If the ebook version had been available at a reasonable £5-£7 then I would have purchased it (just as I purchased Ben Goldacre's ebook earlier in the week). Instead, I left empty-handed and started taking a look around the warez sites.


I've talked previously about the issue of sensible pricing:

As for movies, if I were to buy, for instance, Saw V from Play, it would cost me £11.99. Wait a few months and it'll be £6.99. A few months more and I might pick it up on sale at £3.99. Why in the name of all things holy can't it be sold for, say, a fiver from day one?
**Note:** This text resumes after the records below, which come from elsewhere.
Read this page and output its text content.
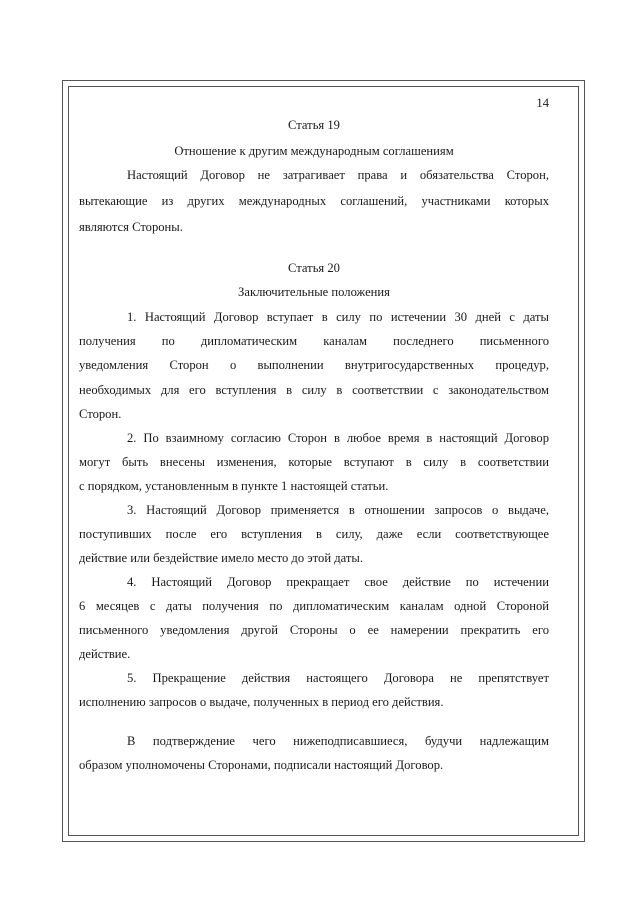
14
Статья 19
Отношение к другим международным соглашениям
Настоящий Договор не затрагивает права и обязательства Сторон,
вытекающие из других международных соглашений, участниками которых
являются Стороны.
Статья 20
Заключительные положения
1. Настоящий Договор вступает в силу по истечении 30 дней с даты
получения по дипломатическим каналам последнего письменного
уведомления Сторон о выполнении внутригосударственных процедур,
необходимых для его вступления в силу в соответствии с законодательством
Сторон.
2. По взаимному согласию Сторон в любое время в настоящий Договор
могут быть внесены изменения, которые вступают в силу в соответствии
с порядком, установленным в пункте 1 настоящей статьи.
3. Настоящий Договор применяется в отношении запросов о выдаче,
поступивших после его вступления в силу, даже если соответствующее
действие или бездействие имело место до этой даты.
4. Настоящий Договор прекращает свое действие по истечении
6 месяцев с даты получения по дипломатическим каналам одной Стороной
письменного уведомления другой Стороны о ее намерении прекратить его
действие.
5. Прекращение действия настоящего Договора не препятствует
исполнению запросов о выдаче, полученных в период его действия.
В подтверждение чего нижеподписавшиеся, будучи надлежащим
образом уполномочены Сторонами, подписали настоящий Договор.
If 100 people see it at £11.99, 95% will pass on by. If 100 people see it at £4.99, 50% will buy it*. You do the maths. The trouble is, the entertainment industry doesn't see it that way. I'm reminded of the character Ichikawa in Martin Scorcese's Casino :

"He bet one thousand a hand instead of his usual thirty thousand a hand. But I knew, the trick with whales like Ichikawa was that they can't bet small for long. He didn't think of it as winning ten thousand, he thought of it as losing ninety thousand."


If and when the industry sees sense, perhaps we'll start to see a fair product for a fair price. Until then, the warez sites will continue to flourish.

Homeopathy - Update

Here's an update to the homeopathy story I mentioned recently.

The parents who refused to provide medical attention to their child, preferring to use homeopathy instead, have been found guilty of manslaughter.

This is a tragic case and I really do sympathise with the parents who, due to their misguided ignorance, thought they were doing the right thing.

It does, of course, beg the question what level of responsibility for cases like this must be borne by the high-street chemists who continue to stock homeopathic 'remedies' thus giving it a sheen of acceptability?

Remember this case. Remember this child. Next time someone claims that 'alternative medicine' isn't harmful, tell them about the little girl who died in her mothers arms because of an easily treatable condition.

This sickens, angers and upsets me, all at the same time.